Mar 21, 2024 - Sale 2663

Sale 2663 - Lot 160

Price Realized: $ 750
?Final Price Realized includes Buyer’s Premium added to Hammer Price
Estimate: $ 1,000 - $ 1,500
FREDERICK DOUGLASS. Selections from his speech on "Self-Made Men," as reported in The Liberator. 4 pages, 25 x 18 inches, on one folding sheet; folds, minor wear. Boston, 14 December 1860

Additional Details

On 3 December 1860, Douglass had attempted to deliver a lecture asking "How Can Slavery Be Abolished?" at a Boston church, but was forced from the stage by an angry mob. Six days later, he succeeded in delivering another speech at the Boston Music Hall, a speech recently described by the Foundation for Individual Rights and Expression as "possibly the most important defense of free speech in American history."

In this issue of the Liberator, nearly a full column is dedicated to the closing portion of Douglass' speech. In part: "No right was deemed by the fathers of the Government more sacred than the right of speech.
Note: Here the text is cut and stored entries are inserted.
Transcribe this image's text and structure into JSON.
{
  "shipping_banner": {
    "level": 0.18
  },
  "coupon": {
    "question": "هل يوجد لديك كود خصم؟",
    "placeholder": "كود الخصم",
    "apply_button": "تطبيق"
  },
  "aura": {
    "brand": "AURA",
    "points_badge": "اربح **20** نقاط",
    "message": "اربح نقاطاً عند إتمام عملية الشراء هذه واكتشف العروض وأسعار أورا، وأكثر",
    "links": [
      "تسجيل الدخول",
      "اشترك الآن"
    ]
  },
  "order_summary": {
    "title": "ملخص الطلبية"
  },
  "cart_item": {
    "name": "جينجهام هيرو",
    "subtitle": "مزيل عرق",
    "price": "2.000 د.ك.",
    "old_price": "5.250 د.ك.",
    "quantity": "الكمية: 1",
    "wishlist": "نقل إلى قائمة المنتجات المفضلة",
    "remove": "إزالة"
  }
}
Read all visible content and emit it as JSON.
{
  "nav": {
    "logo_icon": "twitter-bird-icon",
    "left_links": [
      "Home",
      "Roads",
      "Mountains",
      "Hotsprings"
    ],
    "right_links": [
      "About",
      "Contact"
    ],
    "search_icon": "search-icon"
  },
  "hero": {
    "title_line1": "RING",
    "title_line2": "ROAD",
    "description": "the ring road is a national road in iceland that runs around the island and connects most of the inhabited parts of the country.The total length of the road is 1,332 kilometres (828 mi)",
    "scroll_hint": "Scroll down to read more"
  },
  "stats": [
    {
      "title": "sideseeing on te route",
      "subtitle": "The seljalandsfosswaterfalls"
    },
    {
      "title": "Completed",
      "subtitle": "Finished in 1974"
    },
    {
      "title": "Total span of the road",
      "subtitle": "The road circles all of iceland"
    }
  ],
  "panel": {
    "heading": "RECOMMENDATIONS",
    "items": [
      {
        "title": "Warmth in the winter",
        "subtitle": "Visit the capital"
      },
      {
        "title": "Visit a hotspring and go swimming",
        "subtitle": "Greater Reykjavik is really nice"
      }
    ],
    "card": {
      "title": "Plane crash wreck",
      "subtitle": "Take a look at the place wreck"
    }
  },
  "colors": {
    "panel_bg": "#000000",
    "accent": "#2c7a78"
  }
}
It was in their eyes, as in the eyes of all thoughtful men, the great moral renovator of society and government. . . . Slavery cannot tolerate free speech. Five years of its exercise would banish the auction block and break every chain in the South. . . . A man's right to speak does not depend upon where he was born or upon his color. The simple quality of manhood is the solid basis of the right--and there let it rest forever."